Many proponents and members of Fossil Free’s campaign are quick to cite the results of last November’s Yale College Council referendum — in which 83 percent of voters expressed support for divestment — as an example of the students’ support for climate change initiatives. But only 54 percent of the student body even voted on that issue — barely enough to make the referendum binding to a Yale College Council endorsement.
YSEC oversees funding for its constituent groups, and Leibovic said it’s important to recognize various causes. He added that the debate over which tactics are most useful — and implicitly, to which initiatives resources are allocated — is not a new one.
“In my experience, I think that no one knows what the best way to address this issue is, or else we would have solved it already,” Leibovic reasoned. His personal preference is for the development of renewable, more efficient energy technologies, but he also said ideally, there should be a balance between different components and methods of environmental action.
Carlos Gould ’15, who has been involved with both FFY and the Sustainability Service Corps, and who now works for Yale Facilities, said he believes that the best driver toward sustainability is behavioral change.
In his position with the SSC, Gould worked with the Energy Team and investigated energy use within the residential colleges. He found that a significant chunk — 13 percent — of all electricity consumed within the colleges comes from dorm rooms and not just energy sinks like dining halls, libraries and other public spaces. The Corps now focuses on programming that will help students better manage their carbon footprints. Such positive changes in habit will carry on through their lives, he said.

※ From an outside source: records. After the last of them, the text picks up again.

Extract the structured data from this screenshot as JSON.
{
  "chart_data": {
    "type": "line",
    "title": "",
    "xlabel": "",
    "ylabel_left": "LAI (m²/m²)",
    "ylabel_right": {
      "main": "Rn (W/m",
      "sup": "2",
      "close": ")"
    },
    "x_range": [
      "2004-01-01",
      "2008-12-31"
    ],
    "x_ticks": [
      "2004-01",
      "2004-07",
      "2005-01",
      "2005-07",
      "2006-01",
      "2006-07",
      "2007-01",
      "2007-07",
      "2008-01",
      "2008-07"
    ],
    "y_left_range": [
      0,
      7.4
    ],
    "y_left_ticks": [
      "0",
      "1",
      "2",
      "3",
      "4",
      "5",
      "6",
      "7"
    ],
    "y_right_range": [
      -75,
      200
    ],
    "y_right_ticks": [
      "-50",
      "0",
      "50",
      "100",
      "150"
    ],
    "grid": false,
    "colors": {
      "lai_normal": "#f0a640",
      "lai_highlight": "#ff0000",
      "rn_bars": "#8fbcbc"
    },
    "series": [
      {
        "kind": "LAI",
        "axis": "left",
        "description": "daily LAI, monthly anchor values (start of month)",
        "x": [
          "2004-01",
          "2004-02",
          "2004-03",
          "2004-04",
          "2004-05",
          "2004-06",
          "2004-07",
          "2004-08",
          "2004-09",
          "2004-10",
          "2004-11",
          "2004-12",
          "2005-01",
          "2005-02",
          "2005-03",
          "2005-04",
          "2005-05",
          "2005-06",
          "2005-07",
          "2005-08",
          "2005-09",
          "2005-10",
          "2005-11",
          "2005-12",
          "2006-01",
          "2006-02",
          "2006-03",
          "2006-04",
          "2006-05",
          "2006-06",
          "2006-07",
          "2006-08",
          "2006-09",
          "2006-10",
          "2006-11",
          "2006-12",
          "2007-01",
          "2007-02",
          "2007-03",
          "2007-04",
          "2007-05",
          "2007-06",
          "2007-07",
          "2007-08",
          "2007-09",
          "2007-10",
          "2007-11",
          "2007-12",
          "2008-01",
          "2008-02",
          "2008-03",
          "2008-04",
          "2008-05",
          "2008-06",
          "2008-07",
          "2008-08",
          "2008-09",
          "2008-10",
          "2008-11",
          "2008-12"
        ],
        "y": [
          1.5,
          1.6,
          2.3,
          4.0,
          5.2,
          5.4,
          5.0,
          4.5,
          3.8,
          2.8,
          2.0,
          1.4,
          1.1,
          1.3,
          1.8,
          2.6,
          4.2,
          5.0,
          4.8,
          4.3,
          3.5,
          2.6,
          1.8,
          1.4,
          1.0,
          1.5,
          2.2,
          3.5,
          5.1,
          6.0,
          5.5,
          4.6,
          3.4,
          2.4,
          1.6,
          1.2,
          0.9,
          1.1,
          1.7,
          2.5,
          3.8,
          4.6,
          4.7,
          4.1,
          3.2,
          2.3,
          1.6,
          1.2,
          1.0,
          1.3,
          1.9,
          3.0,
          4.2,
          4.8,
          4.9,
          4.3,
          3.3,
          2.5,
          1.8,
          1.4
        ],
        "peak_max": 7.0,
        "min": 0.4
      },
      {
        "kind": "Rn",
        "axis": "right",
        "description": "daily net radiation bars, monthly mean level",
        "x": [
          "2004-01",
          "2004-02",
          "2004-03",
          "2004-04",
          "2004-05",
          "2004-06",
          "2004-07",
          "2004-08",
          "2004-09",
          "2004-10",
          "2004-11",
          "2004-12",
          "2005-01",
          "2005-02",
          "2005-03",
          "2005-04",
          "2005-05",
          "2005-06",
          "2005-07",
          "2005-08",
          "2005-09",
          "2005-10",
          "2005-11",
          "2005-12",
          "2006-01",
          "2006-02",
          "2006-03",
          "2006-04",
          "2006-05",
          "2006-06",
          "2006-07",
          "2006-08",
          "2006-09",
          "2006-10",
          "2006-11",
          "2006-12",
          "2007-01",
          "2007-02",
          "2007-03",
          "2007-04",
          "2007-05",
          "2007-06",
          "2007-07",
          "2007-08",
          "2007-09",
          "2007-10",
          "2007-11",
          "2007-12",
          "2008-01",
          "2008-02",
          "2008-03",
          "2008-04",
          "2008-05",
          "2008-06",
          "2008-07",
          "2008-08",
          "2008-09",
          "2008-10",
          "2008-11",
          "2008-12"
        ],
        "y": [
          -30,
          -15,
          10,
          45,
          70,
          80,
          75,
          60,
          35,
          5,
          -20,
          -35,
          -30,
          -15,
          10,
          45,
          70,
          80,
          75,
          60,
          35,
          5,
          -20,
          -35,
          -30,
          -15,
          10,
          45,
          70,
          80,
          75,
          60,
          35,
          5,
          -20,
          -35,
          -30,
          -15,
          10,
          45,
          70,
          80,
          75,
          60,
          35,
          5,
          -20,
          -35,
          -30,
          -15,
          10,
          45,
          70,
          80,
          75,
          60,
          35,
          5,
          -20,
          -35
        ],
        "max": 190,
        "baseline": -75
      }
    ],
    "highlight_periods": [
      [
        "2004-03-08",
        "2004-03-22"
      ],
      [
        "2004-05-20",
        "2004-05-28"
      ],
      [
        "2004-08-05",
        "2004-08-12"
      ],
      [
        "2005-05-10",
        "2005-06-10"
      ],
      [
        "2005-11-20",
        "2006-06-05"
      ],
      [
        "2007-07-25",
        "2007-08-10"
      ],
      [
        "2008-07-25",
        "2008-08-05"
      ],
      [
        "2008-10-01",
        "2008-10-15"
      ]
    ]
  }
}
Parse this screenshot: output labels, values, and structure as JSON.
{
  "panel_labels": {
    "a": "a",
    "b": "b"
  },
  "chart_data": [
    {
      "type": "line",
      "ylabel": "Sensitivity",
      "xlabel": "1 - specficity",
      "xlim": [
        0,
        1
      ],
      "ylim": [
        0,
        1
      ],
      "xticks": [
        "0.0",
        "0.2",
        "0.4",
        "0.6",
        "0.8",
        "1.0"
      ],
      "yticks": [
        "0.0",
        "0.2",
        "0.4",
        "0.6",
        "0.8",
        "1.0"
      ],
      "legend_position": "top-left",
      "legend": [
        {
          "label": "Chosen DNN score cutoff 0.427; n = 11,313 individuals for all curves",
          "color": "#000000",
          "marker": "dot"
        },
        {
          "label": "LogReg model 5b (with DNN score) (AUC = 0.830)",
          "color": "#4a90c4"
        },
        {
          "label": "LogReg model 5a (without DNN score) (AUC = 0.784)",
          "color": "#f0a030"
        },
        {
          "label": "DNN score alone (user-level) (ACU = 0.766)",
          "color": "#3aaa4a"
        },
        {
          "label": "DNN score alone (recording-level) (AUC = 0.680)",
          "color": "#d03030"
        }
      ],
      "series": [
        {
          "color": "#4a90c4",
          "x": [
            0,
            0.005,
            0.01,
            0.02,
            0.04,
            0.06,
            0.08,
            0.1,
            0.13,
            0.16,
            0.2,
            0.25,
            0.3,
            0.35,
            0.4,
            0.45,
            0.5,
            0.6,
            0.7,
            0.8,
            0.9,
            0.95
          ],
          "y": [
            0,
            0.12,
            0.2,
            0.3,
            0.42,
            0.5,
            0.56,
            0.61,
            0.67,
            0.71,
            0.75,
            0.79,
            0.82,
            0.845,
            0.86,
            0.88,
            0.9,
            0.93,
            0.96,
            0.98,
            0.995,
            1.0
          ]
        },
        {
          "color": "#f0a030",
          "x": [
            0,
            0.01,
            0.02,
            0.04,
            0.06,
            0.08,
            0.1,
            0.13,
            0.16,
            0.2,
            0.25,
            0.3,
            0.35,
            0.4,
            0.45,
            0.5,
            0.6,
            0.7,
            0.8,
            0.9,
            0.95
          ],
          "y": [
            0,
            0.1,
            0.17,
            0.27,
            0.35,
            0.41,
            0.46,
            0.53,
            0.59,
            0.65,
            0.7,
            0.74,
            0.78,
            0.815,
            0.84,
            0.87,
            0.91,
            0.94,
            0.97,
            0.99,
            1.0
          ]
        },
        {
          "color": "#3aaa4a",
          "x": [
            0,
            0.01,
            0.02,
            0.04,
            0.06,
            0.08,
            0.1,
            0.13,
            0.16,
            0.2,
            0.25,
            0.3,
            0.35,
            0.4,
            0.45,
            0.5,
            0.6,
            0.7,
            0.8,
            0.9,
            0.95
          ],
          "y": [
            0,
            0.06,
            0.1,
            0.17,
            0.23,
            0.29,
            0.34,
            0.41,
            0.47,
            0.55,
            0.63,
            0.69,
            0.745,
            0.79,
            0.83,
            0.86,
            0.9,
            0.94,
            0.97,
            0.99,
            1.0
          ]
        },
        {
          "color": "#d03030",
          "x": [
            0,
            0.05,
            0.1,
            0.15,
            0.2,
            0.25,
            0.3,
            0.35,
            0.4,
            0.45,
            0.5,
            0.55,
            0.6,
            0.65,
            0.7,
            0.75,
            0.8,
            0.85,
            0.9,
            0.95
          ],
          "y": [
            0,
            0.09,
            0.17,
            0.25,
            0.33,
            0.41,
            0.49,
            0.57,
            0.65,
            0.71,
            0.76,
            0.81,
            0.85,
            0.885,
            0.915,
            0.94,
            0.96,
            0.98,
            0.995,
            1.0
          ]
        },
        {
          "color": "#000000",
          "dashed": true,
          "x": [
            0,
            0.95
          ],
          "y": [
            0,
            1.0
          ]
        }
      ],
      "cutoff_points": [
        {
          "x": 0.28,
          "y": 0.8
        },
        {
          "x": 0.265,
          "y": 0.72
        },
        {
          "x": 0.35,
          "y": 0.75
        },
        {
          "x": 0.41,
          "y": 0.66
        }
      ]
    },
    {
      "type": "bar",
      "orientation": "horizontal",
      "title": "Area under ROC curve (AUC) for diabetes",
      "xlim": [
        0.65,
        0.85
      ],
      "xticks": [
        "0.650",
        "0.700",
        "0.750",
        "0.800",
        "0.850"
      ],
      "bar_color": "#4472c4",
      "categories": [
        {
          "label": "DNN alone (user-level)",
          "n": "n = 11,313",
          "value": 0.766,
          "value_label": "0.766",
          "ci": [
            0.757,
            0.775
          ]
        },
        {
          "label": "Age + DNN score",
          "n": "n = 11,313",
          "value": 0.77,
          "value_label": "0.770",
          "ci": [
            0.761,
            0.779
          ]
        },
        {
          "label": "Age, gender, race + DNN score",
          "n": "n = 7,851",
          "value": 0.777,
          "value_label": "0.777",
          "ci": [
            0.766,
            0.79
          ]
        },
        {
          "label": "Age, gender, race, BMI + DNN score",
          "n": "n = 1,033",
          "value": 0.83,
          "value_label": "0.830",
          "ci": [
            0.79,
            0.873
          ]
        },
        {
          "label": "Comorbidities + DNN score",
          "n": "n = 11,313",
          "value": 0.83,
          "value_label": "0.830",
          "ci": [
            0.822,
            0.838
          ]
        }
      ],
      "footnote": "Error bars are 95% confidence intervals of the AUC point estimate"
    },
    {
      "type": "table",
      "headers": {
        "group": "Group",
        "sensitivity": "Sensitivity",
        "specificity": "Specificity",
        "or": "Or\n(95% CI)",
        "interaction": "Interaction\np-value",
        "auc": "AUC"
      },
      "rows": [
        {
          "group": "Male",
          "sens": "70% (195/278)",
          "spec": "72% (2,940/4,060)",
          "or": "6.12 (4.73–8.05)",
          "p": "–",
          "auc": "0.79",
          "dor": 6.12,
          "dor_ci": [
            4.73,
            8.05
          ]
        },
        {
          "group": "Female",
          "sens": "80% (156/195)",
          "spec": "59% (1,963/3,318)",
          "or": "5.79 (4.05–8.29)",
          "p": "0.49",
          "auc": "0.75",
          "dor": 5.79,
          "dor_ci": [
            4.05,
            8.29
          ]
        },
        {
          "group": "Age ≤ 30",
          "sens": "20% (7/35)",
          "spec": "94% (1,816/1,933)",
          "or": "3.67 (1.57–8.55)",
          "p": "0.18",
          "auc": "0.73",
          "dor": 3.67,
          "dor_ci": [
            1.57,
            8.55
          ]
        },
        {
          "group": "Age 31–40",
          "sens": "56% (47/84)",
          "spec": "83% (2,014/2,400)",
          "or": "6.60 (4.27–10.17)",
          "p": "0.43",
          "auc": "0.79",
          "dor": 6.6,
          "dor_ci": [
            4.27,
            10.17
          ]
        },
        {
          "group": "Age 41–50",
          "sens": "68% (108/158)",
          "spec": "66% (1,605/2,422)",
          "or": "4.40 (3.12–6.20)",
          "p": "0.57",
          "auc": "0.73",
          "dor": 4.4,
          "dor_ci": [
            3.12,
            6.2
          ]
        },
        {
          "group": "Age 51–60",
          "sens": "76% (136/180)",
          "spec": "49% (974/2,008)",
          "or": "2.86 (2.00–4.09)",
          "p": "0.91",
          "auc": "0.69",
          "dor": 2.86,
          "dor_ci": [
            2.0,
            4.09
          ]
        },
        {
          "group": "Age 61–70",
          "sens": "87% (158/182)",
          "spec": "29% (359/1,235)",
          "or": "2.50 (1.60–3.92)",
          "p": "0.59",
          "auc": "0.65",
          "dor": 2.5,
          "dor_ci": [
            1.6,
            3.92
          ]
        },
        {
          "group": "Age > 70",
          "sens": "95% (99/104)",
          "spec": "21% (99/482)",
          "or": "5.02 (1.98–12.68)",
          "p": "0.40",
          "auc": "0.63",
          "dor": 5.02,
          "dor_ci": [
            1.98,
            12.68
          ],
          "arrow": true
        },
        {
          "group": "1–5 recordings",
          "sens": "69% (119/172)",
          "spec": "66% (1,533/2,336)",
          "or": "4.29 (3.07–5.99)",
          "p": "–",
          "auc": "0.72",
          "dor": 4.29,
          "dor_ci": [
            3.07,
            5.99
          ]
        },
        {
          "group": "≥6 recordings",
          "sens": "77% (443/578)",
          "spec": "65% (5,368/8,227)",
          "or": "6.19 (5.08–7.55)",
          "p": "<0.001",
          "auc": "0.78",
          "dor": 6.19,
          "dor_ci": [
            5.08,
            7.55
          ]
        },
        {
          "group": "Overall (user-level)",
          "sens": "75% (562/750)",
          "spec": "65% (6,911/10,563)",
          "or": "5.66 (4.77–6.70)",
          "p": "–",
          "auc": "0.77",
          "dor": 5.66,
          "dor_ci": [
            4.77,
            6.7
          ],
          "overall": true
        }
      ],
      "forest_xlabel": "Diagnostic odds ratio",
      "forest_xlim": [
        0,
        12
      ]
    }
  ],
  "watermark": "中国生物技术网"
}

“If we can change you to be more sustainable now, you’re going to be more sustainable for the rest of your life,” Gould said. He added that as individuals begin to act more sustainably, they may, in turn cause their friends to reconsider their habits.
Others agreed that individual actions may contribute broadly to the sustainability effort. Esty emphasized the positive effects of becoming a more conscious consumer. In a similar vein, Barrows said he personally has adopted a vegetarian diet and made efforts to fly less.
When asked what Yale students, in general, can do, Maggio, the president of Project Bright, had an answer that summed up others’ sentiments.
“Be supportive of the sustainability efforts at Yale. It’s little steps — shorter showers, turn off the lights. Making lifestyle alterations is just as much a part of it as demanding larger action. But obviously there’s only so much you can really do. The best thing we can do as students is just to be as educated about the issue as possible.”